We are planning to run our high-volume analytics workflows on an existing enterprise infrastructure framework. Instead of going with a standalone implementation, we want to look at running a Spark cluster managed through Hadoop YARN. Could someone explain how resource requests are negotiated here? How do the master roles change when we shift from standalone cluster managers over to YARN architecture?
3 answers
When executing workloads over YARN, the traditional standalone master process is completely replaced by YARN’s Resource Manager. When you submit a job via your terminal, the framework allocates a container to spin up an Application Master. In client mode, your driver program runs locally on your workstation, while the Application Master merely schedules structural container resources from YARN NodeManagers.

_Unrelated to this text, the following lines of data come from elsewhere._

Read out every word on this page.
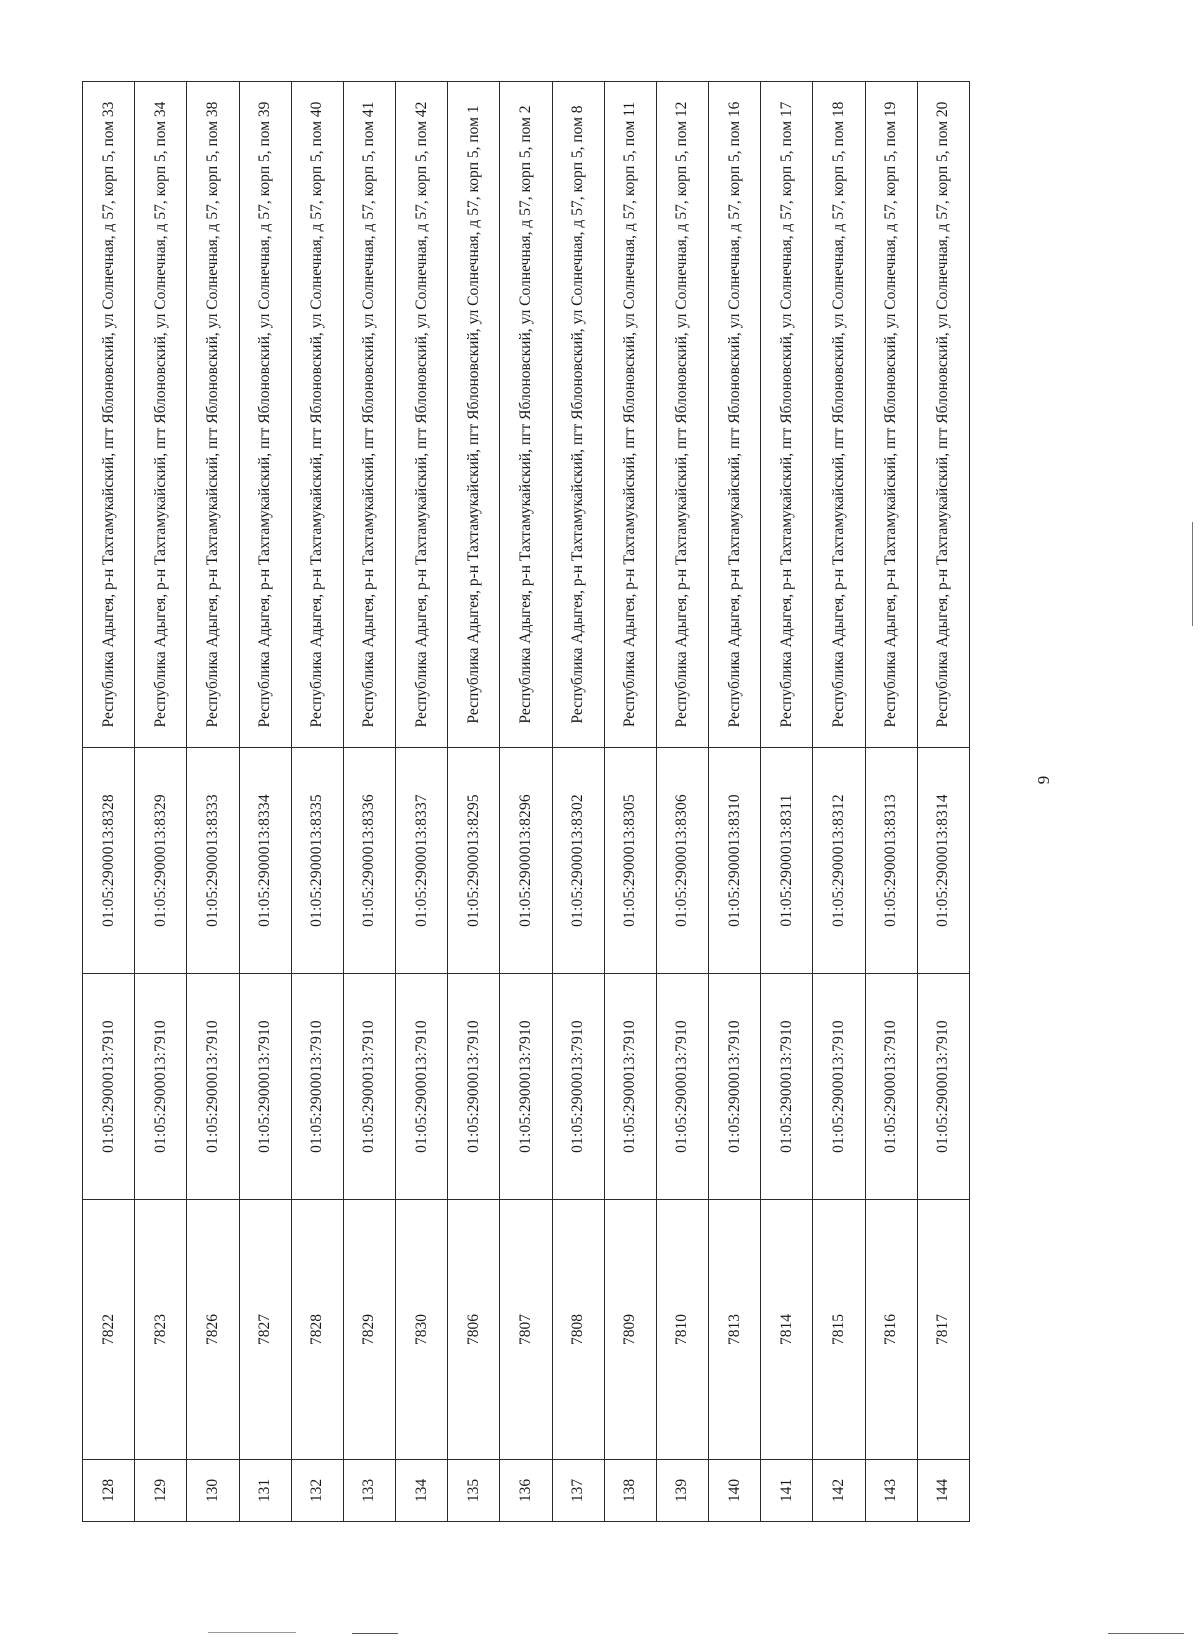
128	7822	01:05:2900013:7910	01:05:2900013:8328	Республика Адыгея, р-н Тахтамукайский, пгт Яблоновский, ул Солнечная, д 57, корп 5, пом 33
129	7823	01:05:2900013:7910	01:05:2900013:8329	Республика Адыгея, р-н Тахтамукайский, пгт Яблоновский, ул Солнечная, д 57, корп 5, пом 34
130	7826	01:05:2900013:7910	01:05:2900013:8333	Республика Адыгея, р-н Тахтамукайский, пгт Яблоновский, ул Солнечная, д 57, корп 5, пом 38
131	7827	01:05:2900013:7910	01:05:2900013:8334	Республика Адыгея, р-н Тахтамукайский, пгт Яблоновский, ул Солнечная, д 57, корп 5, пом 39
132	7828	01:05:2900013:7910	01:05:2900013:8335	Республика Адыгея, р-н Тахтамукайский, пгт Яблоновский, ул Солнечная, д 57, корп 5, пом 40
133	7829	01:05:2900013:7910	01:05:2900013:8336	Республика Адыгея, р-н Тахтамукайский, пгт Яблоновский, ул Солнечная, д 57, корп 5, пом 41
134	7830	01:05:2900013:7910	01:05:2900013:8337	Республика Адыгея, р-н Тахтамукайский, пгт Яблоновский, ул Солнечная, д 57, корп 5, пом 42
135	7806	01:05:2900013:7910	01:05:2900013:8295	Республика Адыгея, р-н Тахтамукайский, пгт Яблоновский, ул Солнечная, д 57, корп 5, пом 1
136	7807	01:05:2900013:7910	01:05:2900013:8296	Республика Адыгея, р-н Тахтамукайский, пгт Яблоновский, ул Солнечная, д 57, корп 5, пом 2
137	7808	01:05:2900013:7910	01:05:2900013:8302	Республика Адыгея, р-н Тахтамукайский, пгт Яблоновский, ул Солнечная, д 57, корп 5, пом 8
138	7809	01:05:2900013:7910	01:05:2900013:8305	Республика Адыгея, р-н Тахтамукайский, пгт Яблоновский, ул Солнечная, д 57, корп 5, пом 11
139	7810	01:05:2900013:7910	01:05:2900013:8306	Республика Адыгея, р-н Тахтамукайский, пгт Яблоновский, ул Солнечная, д 57, корп 5, пом 12
140	7813	01:05:2900013:7910	01:05:2900013:8310	Республика Адыгея, р-н Тахтамукайский, пгт Яблоновский, ул Солнечная, д 57, корп 5, пом 16
141	7814	01:05:2900013:7910	01:05:2900013:8311	Республика Адыгея, р-н Тахтамукайский, пгт Яблоновский, ул Солнечная, д 57, корп 5, пом 17
142	7815	01:05:2900013:7910	01:05:2900013:8312	Республика Адыгея, р-н Тахтамукайский, пгт Яблоновский, ул Солнечная, д 57, корп 5, пом 18
143	7816	01:05:2900013:7910	01:05:2900013:8313	Республика Адыгея, р-н Тахтамукайский, пгт Яблоновский, ул Солнечная, д 57, корп 5, пом 19
144	7817	01:05:2900013:7910	01:05:2900013:8314	Республика Адыгея, р-н Тахтамукайский, пгт Яблоновский, ул Солнечная, д 57, корп 5, пом 20
9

In cluster mode, your driver process runs entirely inside the remote Application Master container itself, making it highly fault-tolerant and ideal for heavy production runs.

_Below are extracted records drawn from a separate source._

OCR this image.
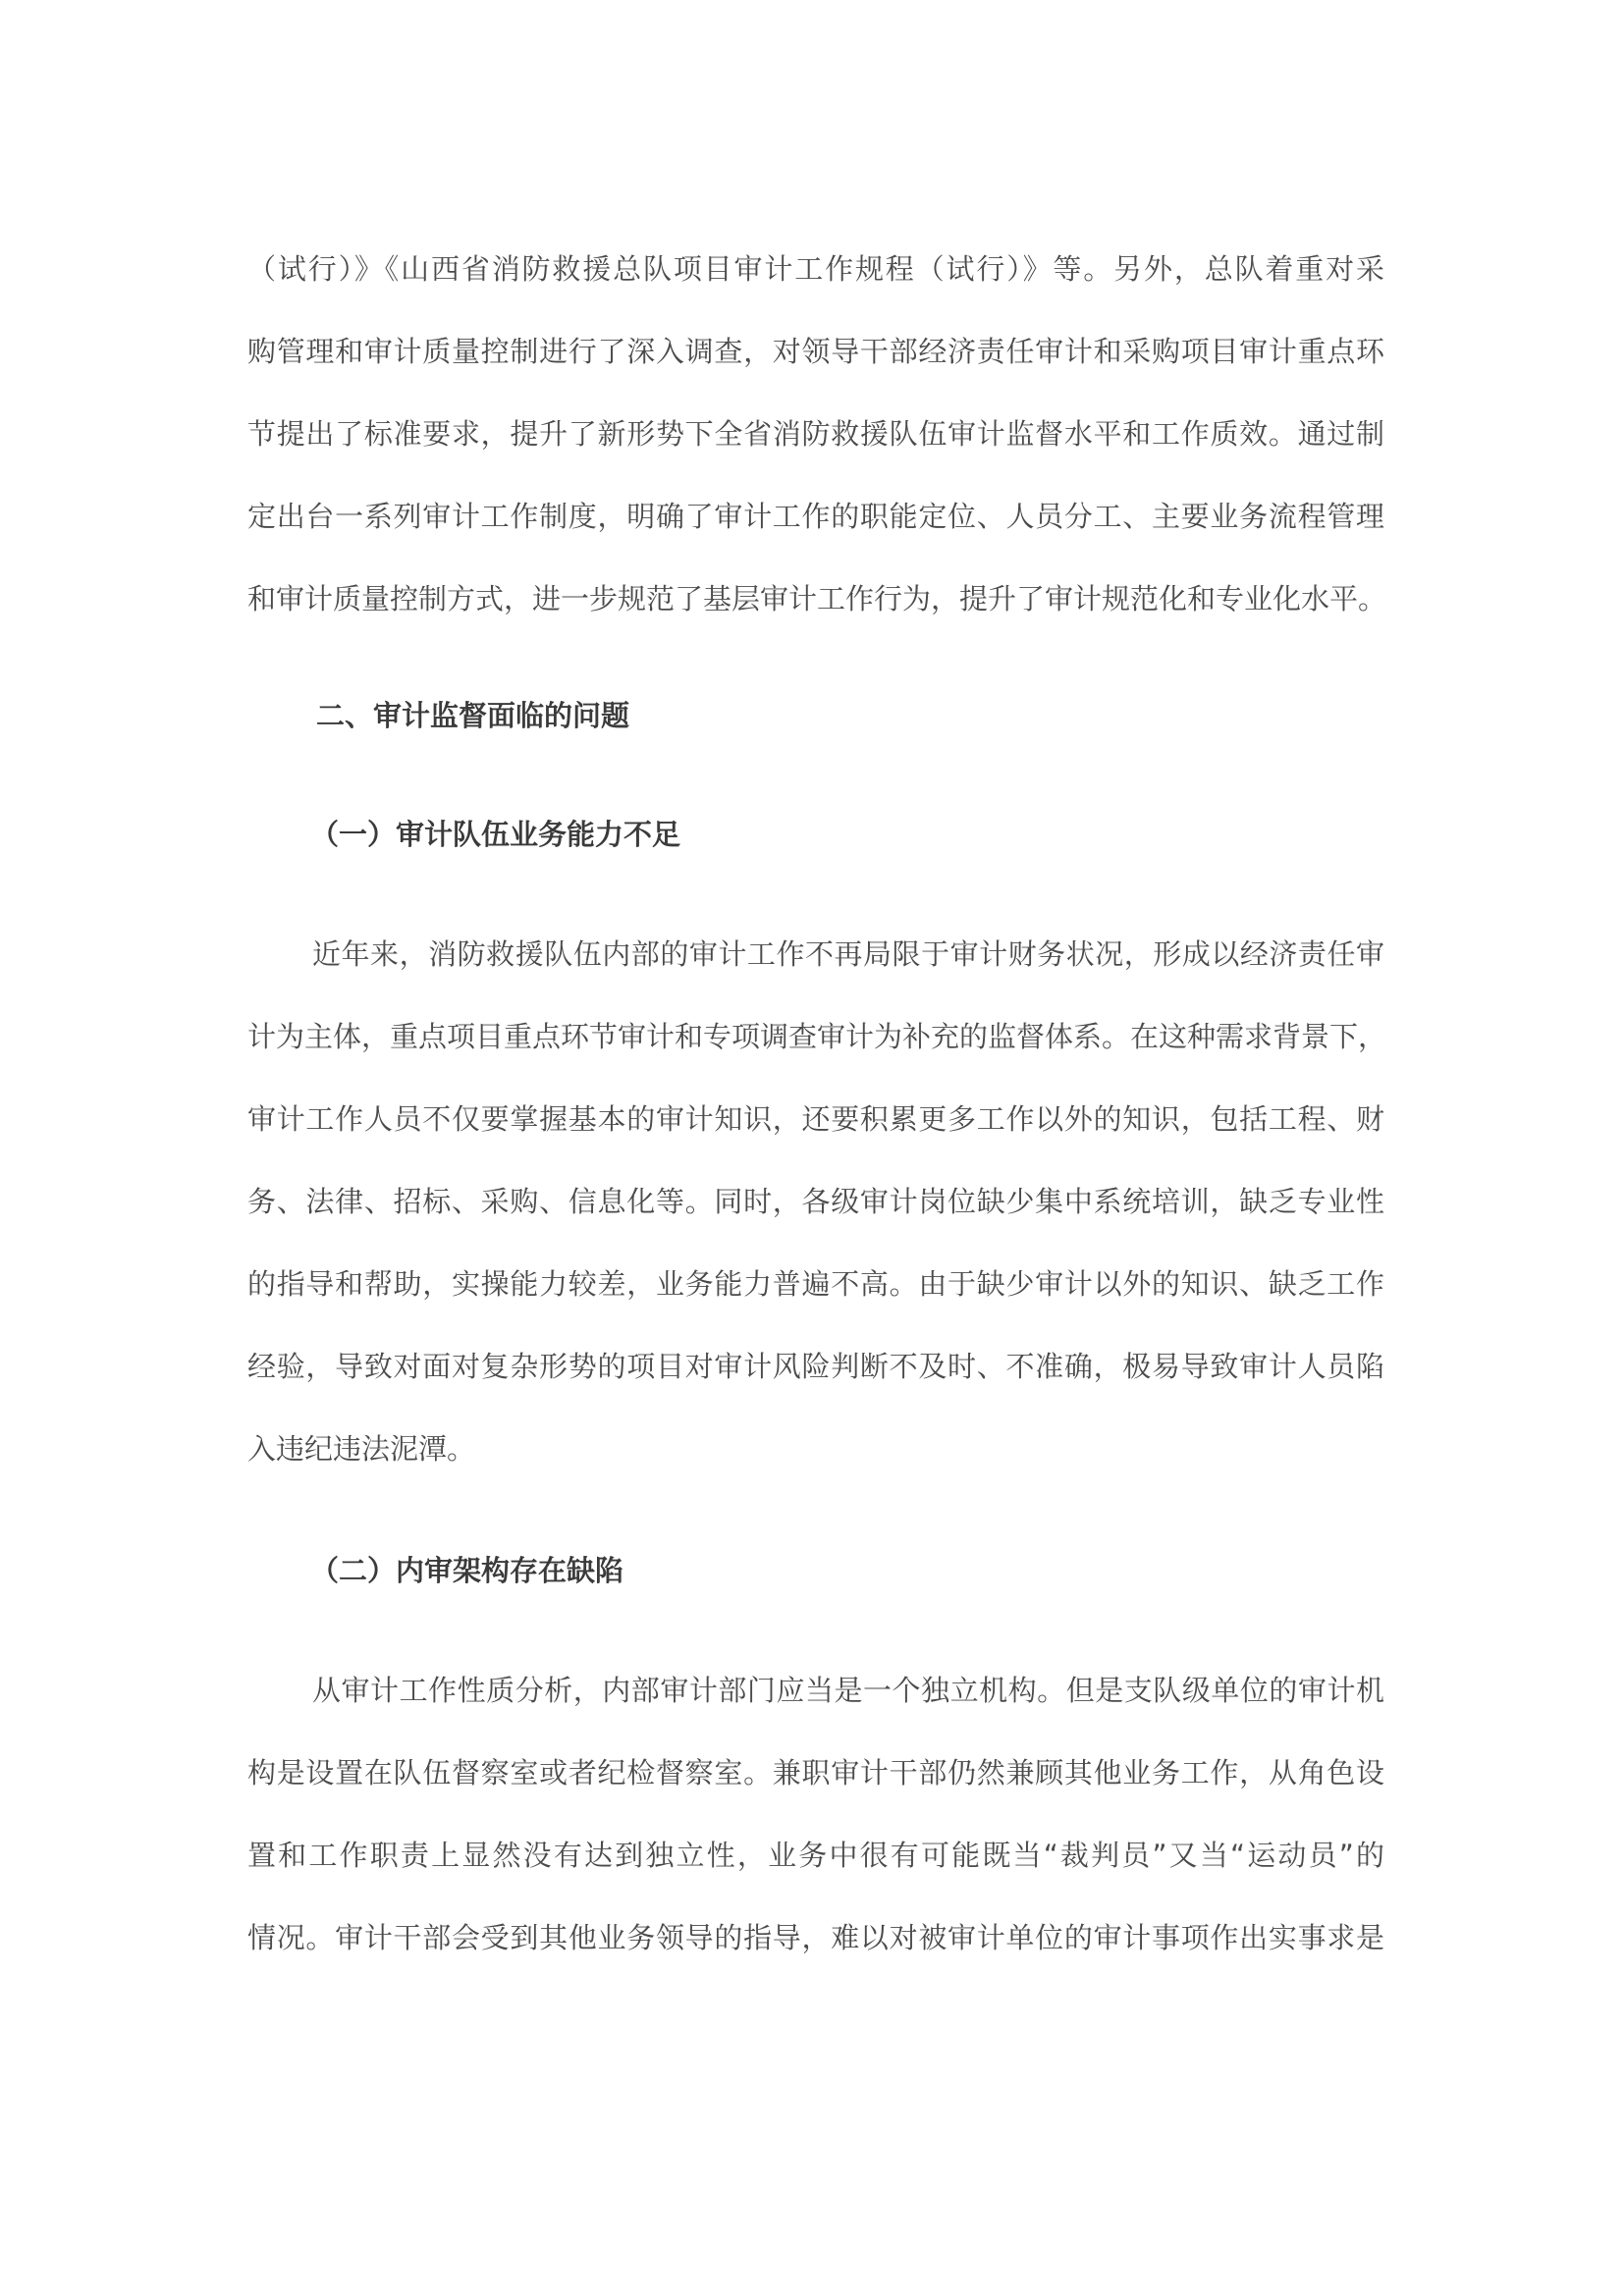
（试行）》《山西省消防救援总队项目审计工作规程（试行）》等。另外，总队着重对采
购管理和审计质量控制进行了深入调查，对领导干部经济责任审计和采购项目审计重点环
节提出了标准要求，提升了新形势下全省消防救援队伍审计监督水平和工作质效。通过制
定出台一系列审计工作制度，明确了审计工作的职能定位、人员分工、主要业务流程管理
和审计质量控制方式，进一步规范了基层审计工作行为，提升了审计规范化和专业化水平。
二、审计监督面临的问题
（一）审计队伍业务能力不足
近年来，消防救援队伍内部的审计工作不再局限于审计财务状况，形成以经济责任审
计为主体，重点项目重点环节审计和专项调查审计为补充的监督体系。在这种需求背景下，
审计工作人员不仅要掌握基本的审计知识，还要积累更多工作以外的知识，包括工程、财
务、法律、招标、采购、信息化等。同时，各级审计岗位缺少集中系统培训，缺乏专业性
的指导和帮助，实操能力较差，业务能力普遍不高。由于缺少审计以外的知识、缺乏工作
经验，导致对面对复杂形势的项目对审计风险判断不及时、不准确，极易导致审计人员陷
入违纪违法泥潭。
（二）内审架构存在缺陷
从审计工作性质分析，内部审计部门应当是一个独立机构。但是支队级单位的审计机
构是设置在队伍督察室或者纪检督察室。兼职审计干部仍然兼顾其他业务工作，从角色设
置和工作职责上显然没有达到独立性，业务中很有可能既当“裁判员”又当“运动员”的
情况。审计干部会受到其他业务领导的指导，难以对被审计单位的审计事项作出实事求是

Does shifting your architecture over to YARN require manual cluster tracking, or are you utilizing automated logging tools to capture runtime metrics?
You will need to pass the --master yarn flag explicitly when calling your execution scripts to route the resource allocations through the YARN manager daemon.
Peter is absolutely right. Forgetting that argument defaults the job execution to local context, which defeats the purpose of utilizing a distributed compute engine.
YARN abstracts a lot of the operational tracking natively. You can query application timelines directly via the Resource Manager interface. However, for deep debugging, enabling Spark’s history server with an underlying HDFS log repository is vital to inspect application behaviors after jobs complete.